MCP channels — inbound surfaces from Slack / Telegram / iMessage

An MCP channel is any MCP server that declares the experimental['nexo/channel'] capability and pushes user messages into the agent via notifications/nexo/channel. The runtime treats those messages as trusted inbound: it wraps them in <channel source="...">…</channel> XML and delivers them through the same intake lane as a paired WhatsApp / Telegram / email message.

Outbound is the mirror image: the agent invokes the server's send_message tool (or the operator-configured equivalent) via the channel_send LLM tool. Per-server permission relay lets a user approve risky tools from their phone via a structured yes <id> / no <id> reply.

This page covers the operator-facing surface. For the schema details see agents.channels in the YAML reference.

Why channels

Channels turn the agent from a thing you ask things on a terminal into a thing that lives in the platforms your team already uses. The same primitives that drive chat-side intake (pairing, dispatch policy, per-binding rate limits) apply to channel inbound — channels are not a special case for the gates that decide whether a sender is trusted.

YAML shape

agents:
  - id: kate
    channels:
      enabled: true
      max_content_chars: 16000
      default_rate_limit:
        rps: 5.0
        burst: 20
      approved:
        - server: slack
          plugin_source: slack@anthropic
          outbound_tool_name: chat.postMessage
          rate_limit:
            rps: 10.0
            burst: 50
        - server: telegram
          # plugin_source omitted — accept any installed source
          # outbound_tool_name omitted — defaults to "send_message"
          # rate_limit omitted — inherits default_rate_limit
    inbound_bindings:
      - plugin: telegram
        instance: kate_tg
        allowed_channel_servers:
          - slack
          - telegram

The 5-step gate

Every channel registration runs through a 5-step filter:

  1. Capability — server declared experimental['nexo/channel'].
  2. Killswitchagents.channels.enabled = true. Hot reloadable.
  3. Per-binding session allowlist — server name is in the binding's allowed_channel_servers.
  4. Plugin source verification — when the approved entry declares plugin_source, the runtime's stamp must match exactly.
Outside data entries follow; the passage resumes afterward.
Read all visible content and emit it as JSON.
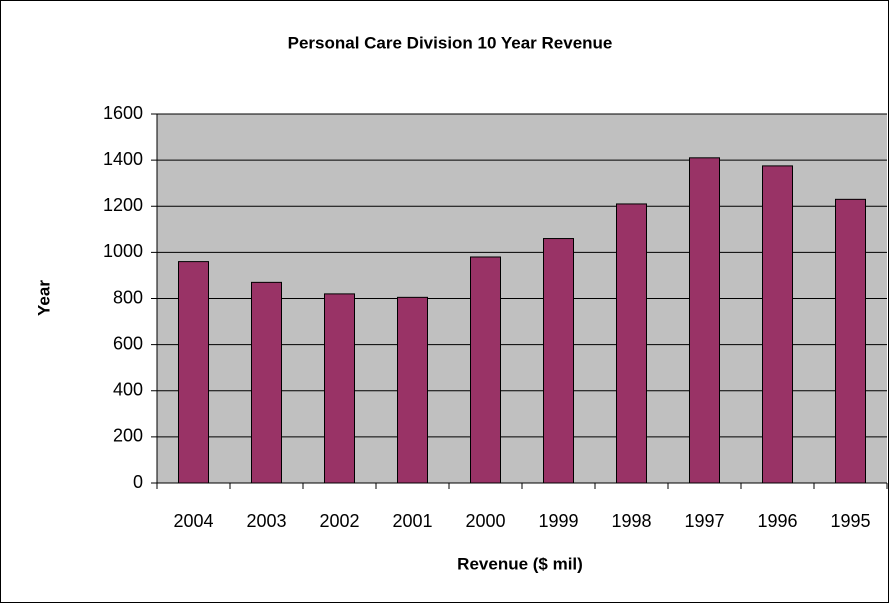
{
  "chart_data": {
    "type": "bar",
    "title": "Personal Care Division 10 Year Revenue",
    "x_label": "Revenue ($ mil)",
    "y_label": "Year",
    "categories": [
      "2004",
      "2003",
      "2002",
      "2001",
      "2000",
      "1999",
      "1998",
      "1997",
      "1996",
      "1995"
    ],
    "values": [
      960,
      870,
      820,
      805,
      980,
      1060,
      1210,
      1410,
      1375,
      1230
    ],
    "color": "#993366",
    "plot_background": "#c0c0c0",
    "ylim": [
      0,
      1600
    ],
    "yticks": [
      0,
      200,
      400,
      600,
      800,
      1000,
      1200,
      1400,
      1600
    ],
    "grid": true
  }
}
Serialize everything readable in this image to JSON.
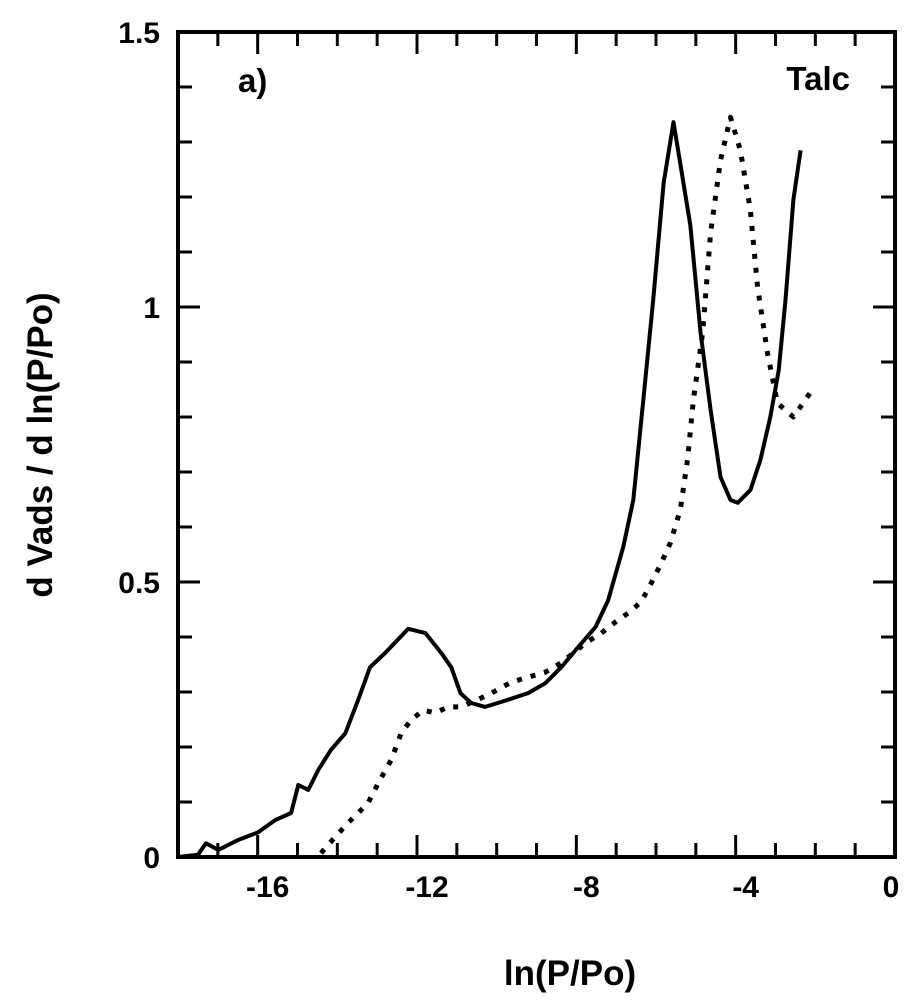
{
  "chart_data": {
    "type": "line",
    "title": "",
    "panel_label": "a)",
    "annotation": "Talc",
    "xlabel": "ln(P/Po)",
    "ylabel": "d Vads / d ln(P/Po)",
    "xlim": [
      -18,
      0
    ],
    "ylim": [
      0,
      1.5
    ],
    "x_ticks": [
      -16,
      -12,
      -8,
      -4,
      0
    ],
    "x_tick_labels": [
      "-16",
      "-12",
      "-8",
      "-4",
      "0"
    ],
    "x_minor_step": 1,
    "y_ticks": [
      0,
      0.5,
      1,
      1.5
    ],
    "y_tick_labels": [
      "0",
      "0.5",
      "1",
      "1.5"
    ],
    "y_minor_step": 0.1,
    "grid": false,
    "series": [
      {
        "name": "solid",
        "style": "solid",
        "color": "#000000",
        "x": [
          -18.0,
          -17.5,
          -17.3,
          -16.99,
          -16.49,
          -15.99,
          -15.56,
          -15.16,
          -14.98,
          -14.73,
          -14.48,
          -14.16,
          -13.8,
          -13.48,
          -13.18,
          -12.8,
          -12.22,
          -11.79,
          -11.39,
          -11.14,
          -10.91,
          -10.64,
          -10.29,
          -9.88,
          -9.21,
          -8.78,
          -8.38,
          -7.95,
          -7.52,
          -7.2,
          -6.82,
          -6.57,
          -6.32,
          -6.07,
          -5.81,
          -5.56,
          -5.14,
          -4.88,
          -4.63,
          -4.38,
          -4.13,
          -3.95,
          -3.63,
          -3.38,
          -3.13,
          -2.92,
          -2.75,
          -2.55,
          -2.37
        ],
        "y": [
          0.0,
          0.004,
          0.025,
          0.013,
          0.031,
          0.045,
          0.067,
          0.08,
          0.131,
          0.122,
          0.158,
          0.195,
          0.225,
          0.285,
          0.345,
          0.371,
          0.415,
          0.407,
          0.371,
          0.345,
          0.298,
          0.28,
          0.273,
          0.282,
          0.298,
          0.316,
          0.345,
          0.382,
          0.418,
          0.467,
          0.564,
          0.649,
          0.831,
          1.013,
          1.225,
          1.336,
          1.149,
          0.953,
          0.813,
          0.691,
          0.649,
          0.644,
          0.667,
          0.722,
          0.8,
          0.885,
          1.013,
          1.195,
          1.285
        ]
      },
      {
        "name": "dotted",
        "style": "dotted",
        "color": "#000000",
        "x": [
          -14.41,
          -14.06,
          -13.73,
          -13.23,
          -12.97,
          -12.65,
          -12.4,
          -12.15,
          -11.84,
          -11.54,
          -11.22,
          -10.89,
          -10.21,
          -9.63,
          -8.78,
          -8.38,
          -7.77,
          -7.37,
          -7.02,
          -6.69,
          -6.37,
          -6.14,
          -5.89,
          -5.64,
          -5.39,
          -5.21,
          -5.06,
          -4.83,
          -4.63,
          -4.38,
          -4.13,
          -3.88,
          -3.63,
          -3.45,
          -3.2,
          -2.95,
          -2.55,
          -2.12,
          -1.99
        ],
        "y": [
          0.007,
          0.036,
          0.062,
          0.098,
          0.135,
          0.176,
          0.225,
          0.249,
          0.267,
          0.262,
          0.273,
          0.273,
          0.295,
          0.318,
          0.336,
          0.353,
          0.389,
          0.407,
          0.427,
          0.444,
          0.464,
          0.495,
          0.531,
          0.571,
          0.631,
          0.722,
          0.831,
          0.953,
          1.135,
          1.267,
          1.345,
          1.285,
          1.176,
          1.036,
          0.916,
          0.825,
          0.8,
          0.845,
          0.853
        ]
      }
    ]
  }
}
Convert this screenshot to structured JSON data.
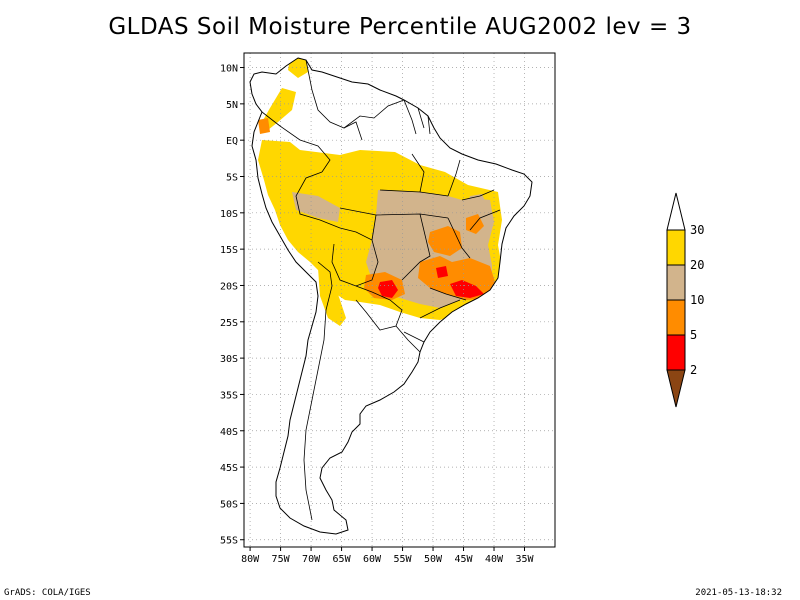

Catches a malicious plugin clone with a different source.
  5. Approved allowlist — server appears in agents.channels.approved. Operators can separate "binding may route through this server" (gate 3) from "we vetted the server itself" (gate 5).

Each gate emits a typed Skip { kind, reason } on failure so debug output points at the exact YAML knob to fix.

Threading

Each (server, meta) pair maps to a stable agent session uuid via ChannelSessionKey::derive. Threading priority goes thread_ts (Slack) → thread_idchat_id (Telegram, Discord) → conversation_idroom_idchannel_idto. Without any matching key the session collapses to one per server.

The mapping persists through the SQLite-backed SqliteSessionRegistry so daemon restarts don't reset Slack threads — the bot doesn't have to re-introduce itself every reboot.

Outbound + permission relay

channel_send(server, content, arguments?) resolves the server's outbound tool from the RegisteredChannel snapshot (default send_message, configurable per-server) and invokes it through the existing MCP runtime. arguments is passed verbatim; content populates a text key when the operator hasn't supplied one.

When a tool requires approval AND the agent's binding has a channel server with experimental['nexo/channel/permission'], the runtime emits notifications/nexo/channel/permission_request to the server and races every channel reply against the local prompt. The first decision wins. Reply format the server parses and forwards as a structured event:

^\s*(y|yes|n|no)\s+([a-km-z]{5})\s*$

The 5-letter ID uses the alphabet a-z minus l (visually confusable with 1 / I in many fonts). Phone autocorrect's capitalisation of the prefix is tolerated.

Rate limit

Per-server token bucket throttles inbound before parsing. When the bucket is empty the message is dropped with a structured warn — a noisy server cannot blow up memory or flood the conversation context. Configure via default_rate_limit (global ceiling) and per-server rate_limit (override). 0/0 means unthrottled; the validator caps rps at 1000 to catch typos.

Hot-reload

Flipping channels.enabled or removing a server from approved triggers a re-evaluation of every active registration via ChannelRegistry::reevaluate. Entries that no longer pass the gate get unregistered with a typed SkipKind reason; surviving entries stay live without a daemon restart.

LLM tools the agent gets

  • channel_list — list active registrations for the agent's current binding (read-only, auto-approve-friendly).
  • channel_send — outbound wrapper.
  • channel_status [server?] — diagnostic surface (registered? plugin source? permission relay? registered-at-ms?). When server is omitted, returns one row per registered server.

All three resolve binding_id from ctx.effective.binding_index at call time, falling back to agent_id for paths without a binding match.

Audit

Every turn driven by a channel inbound writes source: "channel:<server>" into the Phase 72 turn-log (goal_turns table). Operators can answer "what came in via Slack today?" with a single SQL filter on the indexed source column.